India: A Country Full Of Hypocrites
All of us have encountered hypocrisy since the day we were born. Our parents are the first hypocrites we meet. Remember them telling you that if you are a boy, it is not okay for you to cry like girls? And if you are a girl, it is not okay for you to want toys like cars, helicopters, etc. mostly because they are boy stuff? Wouldn’t they be the same people you would hear talking about gender equality and about abandoning gender roles with those relatives whenever they visited your home? And it didn’t stop there. They even encouraged you to follow your own dreams the age at which you were busy sucking lollipops, but as you grew older, didn’t they force you to follow traditional career choices even if it was against their liking?
Anywhere you go in India, the story is common. People being forced to be someone they aren’t due to societal pressures; the kind of pressures which stem from hypocrites who are known to act differently in theory and in practice. Things they preach in theory, do they really follow it in practice? For instance, everyone knows breaking traffic rules is wrong and we do support it by saying things like, “India me jab tak rules strict nahi honge tabt ak log nahi sudhrenge”. But how many of us sincerely abide traffic rules especially when we are in a hurry? Or take for example the accident victims whom people are so reluctant to help as they are afraid they might get into some trouble with the law. Now every religion preaches humanity, religions which Indians so blindly follow. But where is your humanity when you see accident victims drenched in blood, screaming out for help with no aid in sight?
Talk about sex, and there is no lack of hypocrites. In a country which boasts of being the land of the Kamasutra, which boasts of deities engaging in sexual acts artistically depicted along the walls of temples, how often do people object at even the mere thought of pre-marital consensual sex? See a couple kiss in public and moral policing begins. It is acceptable to piss, but not kiss in public. The guy who boasts of holding an MBA degree from a reputed IIM, the guy who is an IAS officer and who wrote essays on dowry, women empowerment and liberation, is the same person who wants a virgin, “pure” bride along with a handsome dowry.
Another classic example is the people who support “Swachh Bharat”, who write posts and upload selfies on FB with broomsticks in their hand, are the same people who will throw wrappers of chocolates and chips on the road when out on a picnic.

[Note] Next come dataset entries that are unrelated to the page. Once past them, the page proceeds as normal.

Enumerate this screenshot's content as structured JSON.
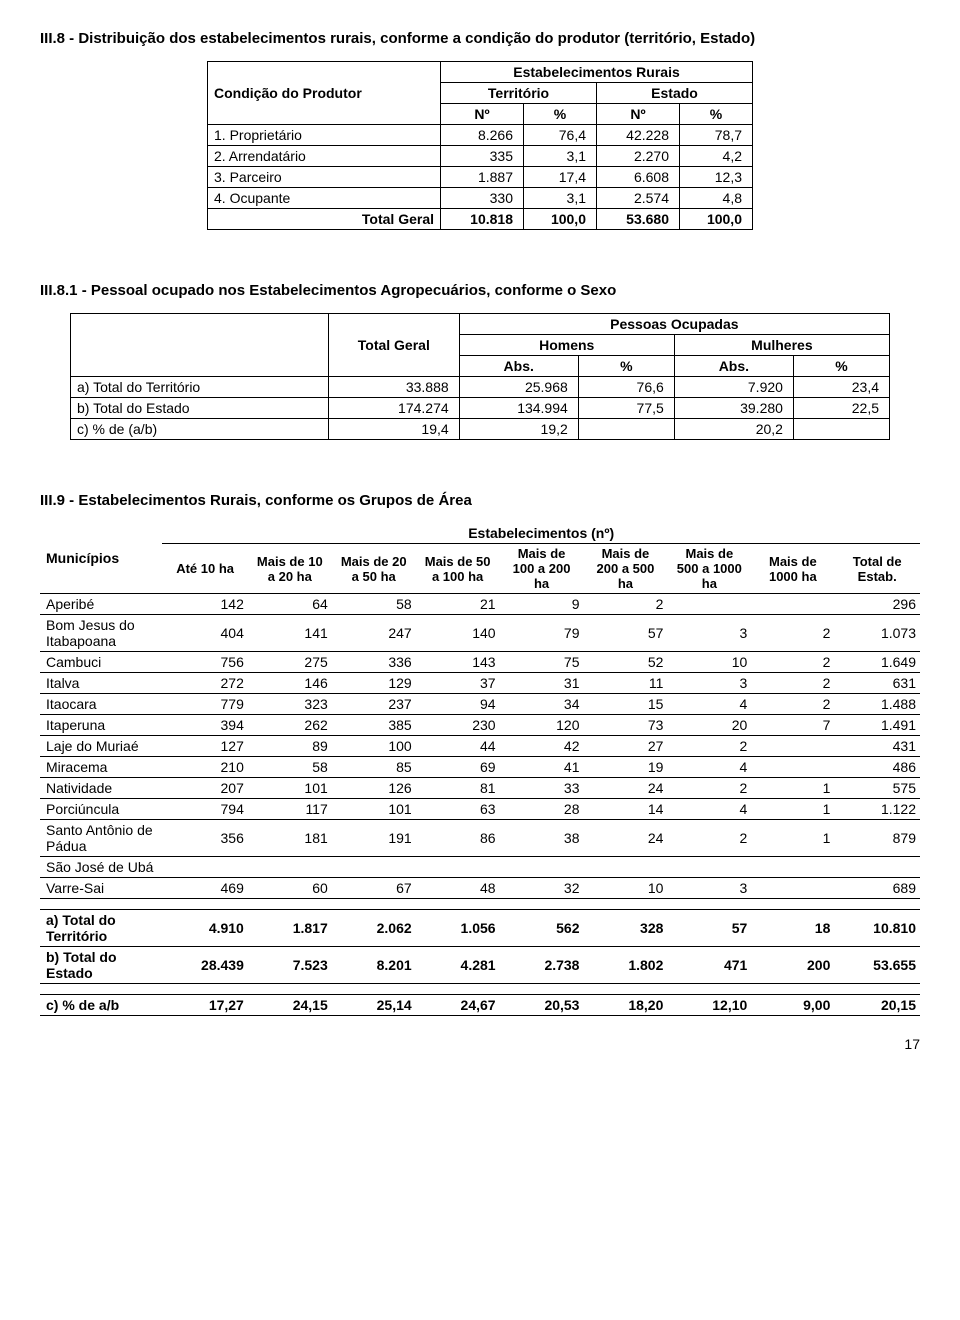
{
  "s8": {
    "title": "III.8 - Distribuição dos estabelecimentos rurais, conforme a condição do produtor (território, Estado)",
    "h_condicao": "Condição do Produtor",
    "h_estab": "Estabelecimentos Rurais",
    "h_terr": "Território",
    "h_est": "Estado",
    "h_no": "Nº",
    "h_pct": "%",
    "rows": [
      {
        "l": "1. Proprietário",
        "a": "8.266",
        "b": "76,4",
        "c": "42.228",
        "d": "78,7"
      },
      {
        "l": "2. Arrendatário",
        "a": "335",
        "b": "3,1",
        "c": "2.270",
        "d": "4,2"
      },
      {
        "l": "3. Parceiro",
        "a": "1.887",
        "b": "17,4",
        "c": "6.608",
        "d": "12,3"
      },
      {
        "l": "4. Ocupante",
        "a": "330",
        "b": "3,1",
        "c": "2.574",
        "d": "4,8"
      }
    ],
    "total_l": "Total Geral",
    "total": [
      "10.818",
      "100,0",
      "53.680",
      "100,0"
    ]
  },
  "s81": {
    "title": "III.8.1 - Pessoal ocupado nos Estabelecimentos Agropecuários, conforme o Sexo",
    "h_tg": "Total Geral",
    "h_po": "Pessoas Ocupadas",
    "h_h": "Homens",
    "h_m": "Mulheres",
    "h_abs": "Abs.",
    "h_pct": "%",
    "rows": [
      {
        "l": "a) Total do Território",
        "tg": "33.888",
        "ha": "25.968",
        "hp": "76,6",
        "ma": "7.920",
        "mp": "23,4"
      },
      {
        "l": "b) Total do Estado",
        "tg": "174.274",
        "ha": "134.994",
        "hp": "77,5",
        "ma": "39.280",
        "mp": "22,5"
      },
      {
        "l": "c) % de (a/b)",
        "tg": "19,4",
        "ha": "19,2",
        "hp": "",
        "ma": "20,2",
        "mp": ""
      }
    ]
  },
  "s9": {
    "title": "III.9 - Estabelecimentos Rurais, conforme os Grupos de Área",
    "h_mun": "Municípios",
    "h_top": "Estabelecimentos (nº)",
    "cols": [
      "Até 10 ha",
      "Mais de 10 a 20 ha",
      "Mais de 20 a 50 ha",
      "Mais de 50 a 100 ha",
      "Mais de 100 a 200 ha",
      "Mais de 200 a 500 ha",
      "Mais de 500 a 1000 ha",
      "Mais de 1000 ha",
      "Total de Estab."
    ],
    "rows": [
      {
        "l": "Aperibé",
        "v": [
          "142",
          "64",
          "58",
          "21",
          "9",
          "2",
          "",
          "",
          "296"
        ]
      },
      {
        "l": "Bom Jesus do Itabapoana",
        "v": [
          "404",
          "141",
          "247",
          "140",
          "79",
          "57",
          "3",
          "2",
          "1.073"
        ]
      },
      {
        "l": "Cambuci",
        "v": [
          "756",
          "275",
          "336",
          "143",
          "75",
          "52",
          "10",
          "2",
          "1.649"
        ]
      },
      {
        "l": "Italva",
        "v": [
          "272",
          "146",
          "129",
          "37",
          "31",
          "11",
          "3",
          "2",
          "631"
        ]
      },
      {
        "l": "Itaocara",
        "v": [
          "779",
          "323",
          "237",
          "94",
          "34",
          "15",
          "4",
          "2",
          "1.488"
        ]
      },
      {
        "l": "Itaperuna",
        "v": [
          "394",
          "262",
          "385",
          "230",
          "120",
          "73",
          "20",
          "7",
          "1.491"
        ]
      },
      {
        "l": "Laje do Muriaé",
        "v": [
          "127",
          "89",
          "100",
          "44",
          "42",
          "27",
          "2",
          "",
          "431"
        ]
      },
      {
        "l": "Miracema",
        "v": [
          "210",
          "58",
          "85",
          "69",
          "41",
          "19",
          "4",
          "",
          "486"
        ]
      },
      {
        "l": "Natividade",
        "v": [
          "207",
          "101",
          "126",
          "81",
          "33",
          "24",
          "2",
          "1",
          "575"
        ]
      },
      {
        "l": "Porciúncula",
        "v": [
          "794",
          "117",
          "101",
          "63",
          "28",
          "14",
          "4",
          "1",
          "1.122"
        ]
      },
      {
        "l": "Santo Antônio de Pádua",
        "v": [
          "356",
          "181",
          "191",
          "86",
          "38",
          "24",
          "2",
          "1",
          "879"
        ]
      },
      {
        "l": "São José de Ubá",
        "v": [
          "",
          "",
          "",
          "",
          "",
          "",
          "",
          "",
          ""
        ]
      },
      {
        "l": "Varre-Sai",
        "v": [
          "469",
          "60",
          "67",
          "48",
          "32",
          "10",
          "3",
          "",
          "689"
        ]
      }
    ],
    "a_l": "a) Total do Território",
    "a": [
      "4.910",
      "1.817",
      "2.062",
      "1.056",
      "562",
      "328",
      "57",
      "18",
      "10.810"
    ],
    "b_l": "b) Total do Estado",
    "b": [
      "28.439",
      "7.523",
      "8.201",
      "4.281",
      "2.738",
      "1.802",
      "471",
      "200",
      "53.655"
    ],
    "c_l": "c) % de a/b",
    "c": [
      "17,27",
      "24,15",
      "25,14",
      "24,67",
      "20,53",
      "18,20",
      "12,10",
      "9,00",
      "20,15"
    ]
  },
  "page": "17"
}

There is no dearth of such examples in India. In fact, hypocrisy is the societal norm. We never follow what we preach in theory, something that stems fundamentally from our very own education system and the way we have been conditioned since childhood. Indians have traditionally studied only for scoring well in exams. The knowledge and wisdom education offers, your job is done after mugging it up and writing it down on a piece of paper. How you develop as a person, as a citizen, education has no part in it. This leads you to behave quite differently in reality from the way you claim to behave on paper or in the digital world.
Hypocrisy is embedded in human nature, which is for sure. What makes it toxic, are the repercussions faced by fractions of society who are most vulnerable to it. However, at the end of the day, a just and peaceful society depends on hypocrites who ultimately refused to abandon the ideals they betray.